A Questão da Queima de Arquivo

O ministro não poupou palavras ao descrever a morte de Macalé. Ele enfatizou que não se tratou de um acidente ou um mal-entendido, mas de um assassinato executado com frieza. “Foi executado em clara demonstração de queima de arquivo, clássica, histórica e tradicional de organizações criminosas”, declarou Moraes. Essa afirmação revela não apenas a gravidade do caso, mas também como a violência se perpetua em ciclos de impunidade.

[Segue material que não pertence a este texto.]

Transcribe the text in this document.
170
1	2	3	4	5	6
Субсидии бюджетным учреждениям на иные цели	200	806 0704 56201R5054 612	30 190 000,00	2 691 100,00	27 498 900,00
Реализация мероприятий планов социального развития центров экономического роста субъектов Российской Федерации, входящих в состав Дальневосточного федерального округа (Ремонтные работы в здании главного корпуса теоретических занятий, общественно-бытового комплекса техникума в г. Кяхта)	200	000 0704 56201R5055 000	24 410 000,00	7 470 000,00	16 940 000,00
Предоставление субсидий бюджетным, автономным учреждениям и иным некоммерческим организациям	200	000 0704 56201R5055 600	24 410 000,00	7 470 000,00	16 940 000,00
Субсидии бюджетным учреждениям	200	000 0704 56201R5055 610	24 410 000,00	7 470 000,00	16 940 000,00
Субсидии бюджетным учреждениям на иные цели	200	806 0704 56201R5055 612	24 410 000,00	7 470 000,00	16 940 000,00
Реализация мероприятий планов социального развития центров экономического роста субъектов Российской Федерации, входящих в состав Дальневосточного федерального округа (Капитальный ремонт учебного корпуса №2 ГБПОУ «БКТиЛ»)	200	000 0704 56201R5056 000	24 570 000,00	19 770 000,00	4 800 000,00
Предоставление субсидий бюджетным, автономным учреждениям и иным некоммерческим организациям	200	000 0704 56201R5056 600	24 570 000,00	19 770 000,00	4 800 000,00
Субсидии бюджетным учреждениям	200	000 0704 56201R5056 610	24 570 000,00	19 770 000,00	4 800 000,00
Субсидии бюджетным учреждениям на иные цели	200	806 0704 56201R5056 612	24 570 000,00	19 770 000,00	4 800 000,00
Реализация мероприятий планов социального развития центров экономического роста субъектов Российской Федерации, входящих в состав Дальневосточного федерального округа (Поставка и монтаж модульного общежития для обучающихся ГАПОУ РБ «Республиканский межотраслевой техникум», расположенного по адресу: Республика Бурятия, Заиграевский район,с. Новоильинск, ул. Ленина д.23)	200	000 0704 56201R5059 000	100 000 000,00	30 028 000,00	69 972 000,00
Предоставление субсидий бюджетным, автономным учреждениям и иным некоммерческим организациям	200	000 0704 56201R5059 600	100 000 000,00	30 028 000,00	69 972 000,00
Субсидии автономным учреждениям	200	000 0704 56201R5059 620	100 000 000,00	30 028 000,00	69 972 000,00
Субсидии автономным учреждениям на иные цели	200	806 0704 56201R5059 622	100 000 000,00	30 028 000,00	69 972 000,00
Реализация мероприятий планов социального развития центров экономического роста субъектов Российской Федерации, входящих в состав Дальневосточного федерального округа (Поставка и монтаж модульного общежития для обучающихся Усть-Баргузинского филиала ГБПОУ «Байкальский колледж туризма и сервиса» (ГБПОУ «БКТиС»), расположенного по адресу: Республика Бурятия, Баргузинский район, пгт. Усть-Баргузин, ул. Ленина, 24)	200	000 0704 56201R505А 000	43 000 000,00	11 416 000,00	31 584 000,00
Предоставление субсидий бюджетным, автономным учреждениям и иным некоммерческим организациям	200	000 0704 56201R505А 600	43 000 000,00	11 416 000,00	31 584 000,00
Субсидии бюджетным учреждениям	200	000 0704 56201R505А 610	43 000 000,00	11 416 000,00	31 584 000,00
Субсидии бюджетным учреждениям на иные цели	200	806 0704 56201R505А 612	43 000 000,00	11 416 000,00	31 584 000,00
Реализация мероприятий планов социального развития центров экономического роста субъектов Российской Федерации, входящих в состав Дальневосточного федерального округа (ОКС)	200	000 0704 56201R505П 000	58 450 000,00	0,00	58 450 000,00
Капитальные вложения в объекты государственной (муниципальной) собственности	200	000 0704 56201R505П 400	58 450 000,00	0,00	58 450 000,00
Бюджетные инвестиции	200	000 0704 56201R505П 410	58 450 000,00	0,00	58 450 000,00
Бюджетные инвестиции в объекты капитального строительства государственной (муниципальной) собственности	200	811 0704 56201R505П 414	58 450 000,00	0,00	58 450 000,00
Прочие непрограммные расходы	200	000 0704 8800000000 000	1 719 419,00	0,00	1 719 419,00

Marielle como um Símbolo de Resistência

Moraes também trouxe à tona a figura de Marielle como uma mulher negra e pobre que desafiou os interesses de grupos milicianos. “Ela era uma mulher que estava peitando os interesses de milicianos”, disse. Essa declaração não apenas reafirma a coragem de Marielle, mas também destaca a importância de sua luta por justiça e igualdade, mostrando como sua morte foi um ataque não só a uma pessoa, mas a um movimento maior.

Racismo e Misoginia

O ministro apontou que a misoginia e o racismo estavam no cerne do crime e que isso permitiu que os mandantes se sentissem à vontade para agir sem medo das consequências. “Na cabeça misógina e preconceituosa de mandantes e executores, quem iria ligar para isso?”, questionou Moraes, mostrando a necessidade de se discutir essas questões na sociedade.

A Vergonha da Polícia

Um dos momentos mais chocantes do voto de Moraes foi quando ele afirmou que o caso representa uma “vergonha” para a Polícia. Entre os réus estão ex-policiais, como o major Ronald Paulo Alves Pereira e o ex-chefe da Polícia do Rio, Rivaldo Barbosa. Moraes mencionou que Rivaldo recebia propina de várias milícias, levantando questões sobre a corrupção dentro das forças policiais.

Avanços na Legislação

Por fim, o ministro celebrou a aprovação do PL Antifacção na Câmara dos Deputados, mesmo reconhecendo suas desvantagens. Ele enfatizou a importância de se dar mais infraestrutura para a polícia, afirmando que a luta contra o crime organizado não pode depender apenas da legislação. Moraes, que antes de assumir sua posição no STF foi secretário de Segurança Pública em São Paulo, expressou sua admiração pelas corporações policiais e a necessidade de dar a elas o reconhecimento que merecem.

Conclusão

O voto de Alexandre de Moraes no caso Marielle Franco não é apenas um momento jurídico, mas uma reflexão sobre os desafios da sociedade brasileira em lidar com a corrupção, o racismo e a misoginia. A luta por justiça continua, e a memória de Marielle é um símbolo de resistência e esperança.